Tous ces arbitres de la bienpensance aseptisent le wokisme avec une promptitude qui n’a d’égale que la ferveur qu’ils attribuent à leurs contradicteurs pour attaquer leurs moulins fantasmagoriques. À l’unisson des Sénac, Vicherat and Co, Le Monde du 9 janvier en offre un autre exemple2. Avec sa rigueur et sa finesse coutumières, il nous avertit que l’heure est grave. « La charge contre les études sur le genre et le racisme menace la liberté académique ». Les adversaires de la doxa inclusiviste font souffler un vent de panique sur la société et c’est ce que postule l’ouvrage d’un Franco-Canadien, Francis Dupuis-Déri, dont l’argumentaire est aux antipodes de son compatriote Bock-Côté, auquel il taille de belles croupières: « Panique à l’Université : Rectitude politique, wokes et autres menaces imaginaires »3. Selon ce Québécois, « l’Université ressemble bien peu à ce que ces discours affolés laissent croire ». (p. 27) (…) « L’amplification médiatique correspond exactement à la fabrication d’une “panique morale” » (p. 54). Plus loin, des pages émouvantes plaident en faveur des Black Blocks, ces paisibles réformistes encagoulés, que de vilains « polémistes réactionnaires » calomnient et diabolisent pour des broutilles, pour « quelques poubelles renversées, vitrines éclatées et projectiles lancés vers des policiers lourdement armés » (p. 136-137.).

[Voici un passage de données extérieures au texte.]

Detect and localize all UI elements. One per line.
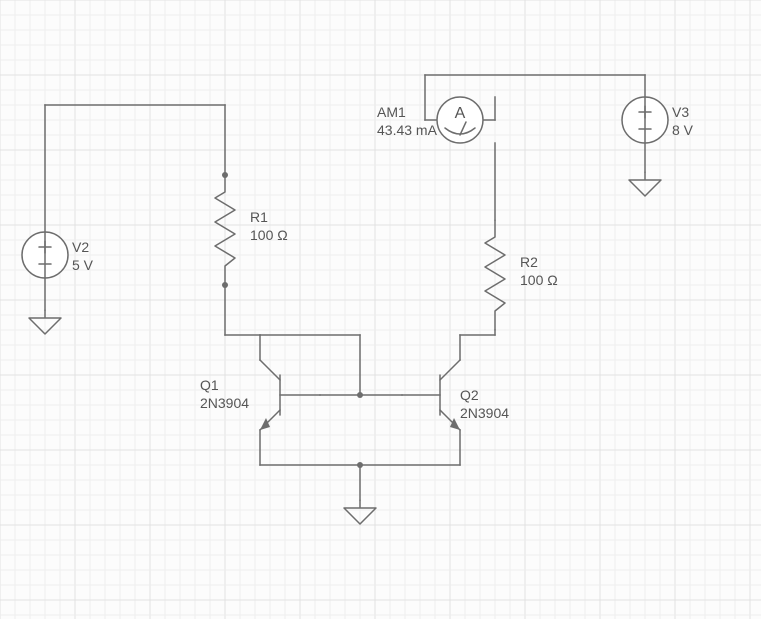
- label: 43.43 mA: [377, 122, 438, 138]
- ammeter-am1: A: [437, 97, 483, 143]
- label: 100 Ω: [250, 227, 288, 243]
- label: V3: [672, 104, 689, 120]
- source-v2: [22, 232, 68, 310]
- label: AM1: [377, 104, 406, 120]
- circuit-canvas: A V2 5 V V3 8 V R1 100 Ω R2 100 Ω Q1 2N3904: [0, 0, 761, 619]
- label: 5 V: [72, 257, 94, 273]
- label: Q2: [460, 387, 479, 403]
- label: 100 Ω: [520, 272, 558, 288]
- label: R1: [250, 209, 268, 225]
- ammeter-letter: A: [455, 105, 466, 122]
- label: 8 V: [672, 122, 694, 138]
- label: Q1: [200, 377, 219, 393]
- label: V2: [72, 239, 89, 255]
- label: R2: [520, 254, 538, 270]
- circuit-svg: A V2 5 V V3 8 V R1 100 Ω R2 100 Ω Q1 2N3904: [0, 0, 761, 619]
- nodes: [222, 172, 363, 468]
- label: 2N3904: [200, 395, 249, 411]
- source-v3: [622, 97, 668, 143]
- grid: [0, 0, 761, 619]
- label: 2N3904: [460, 405, 509, 421]
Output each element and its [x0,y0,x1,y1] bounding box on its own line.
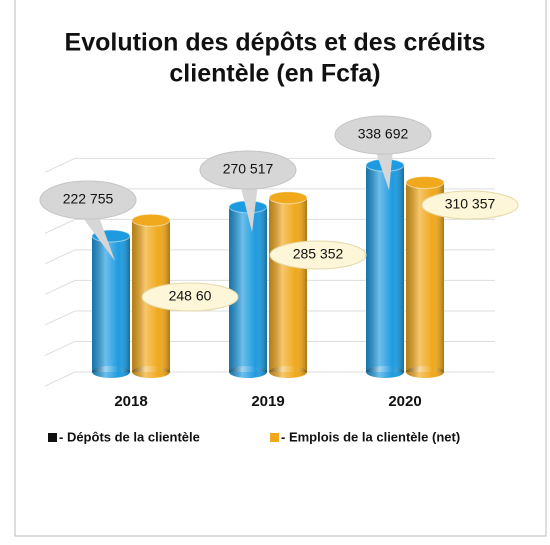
grid-line [44,340,495,356]
bar-top [405,176,445,190]
value-label: 270 517 [223,161,274,177]
callout [421,190,519,220]
callout [80,214,115,262]
grid-line [44,310,495,326]
bar-base-shade [229,366,267,378]
value-label: 338 692 [358,126,409,142]
frame [14,0,547,537]
bar-base-shade [269,366,307,378]
callout [334,115,432,155]
x-tick-label: 2020 [388,393,421,410]
bar-shade [366,165,404,372]
bar-base-shade [92,366,130,378]
callout [141,282,239,312]
chart-title: Evolution des dépôts et des crédits [65,29,486,57]
value-label: 222 755 [63,191,114,207]
bar-base-shade [132,366,170,378]
value-label: 285 352 [293,246,344,262]
legend-label: - Dépôts de la clientèle [59,429,200,444]
grid-line [44,157,495,173]
bar-base-shade [366,366,404,378]
value-label: 248 60 [169,288,212,304]
legend-swatch [270,433,279,442]
bar-shade [269,197,307,372]
bar-shade [229,206,267,372]
callout [269,240,367,270]
grid-line [44,371,495,387]
grid-line [44,279,495,295]
callout [375,149,393,191]
x-tick-label: 2019 [251,393,284,410]
bar-top [131,213,171,227]
bar-base-shade [406,366,444,378]
callout [240,184,258,232]
legend-swatch [48,433,57,442]
legend-label: - Emplois de la clientèle (net) [281,429,460,444]
callout [199,150,297,190]
callout [39,180,137,220]
grid-line [44,218,495,234]
x-tick-label: 2018 [114,393,147,410]
bar-shade [92,236,130,372]
value-label: 310 357 [445,196,496,212]
chart-title: clientèle (en Fcfa) [169,60,380,88]
bar-top [268,191,308,205]
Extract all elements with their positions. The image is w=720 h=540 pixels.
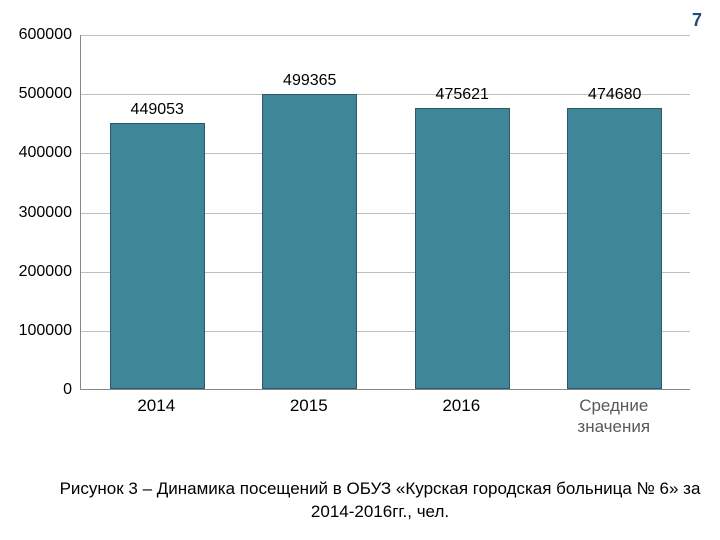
- y-tick-label: 600000: [10, 26, 72, 44]
- bar-value-label: 474680: [555, 86, 675, 104]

Qu’il émane de France-Inter, de Sciences-Po, du Monde ou du Québec, ce galimatias d’incantations incohérentes et racoleuses, maquillé en progressisme, est une charge contre le bon sens. Il confirme cependant une vérité criante : l’heure est grave. Elle nous incite à refuser la soumission aux oukases égalitaro-diversitaires pour avoir ce « Courage de la dissidence civilisationnelle » auquel nous appelle Bérénice Levet4.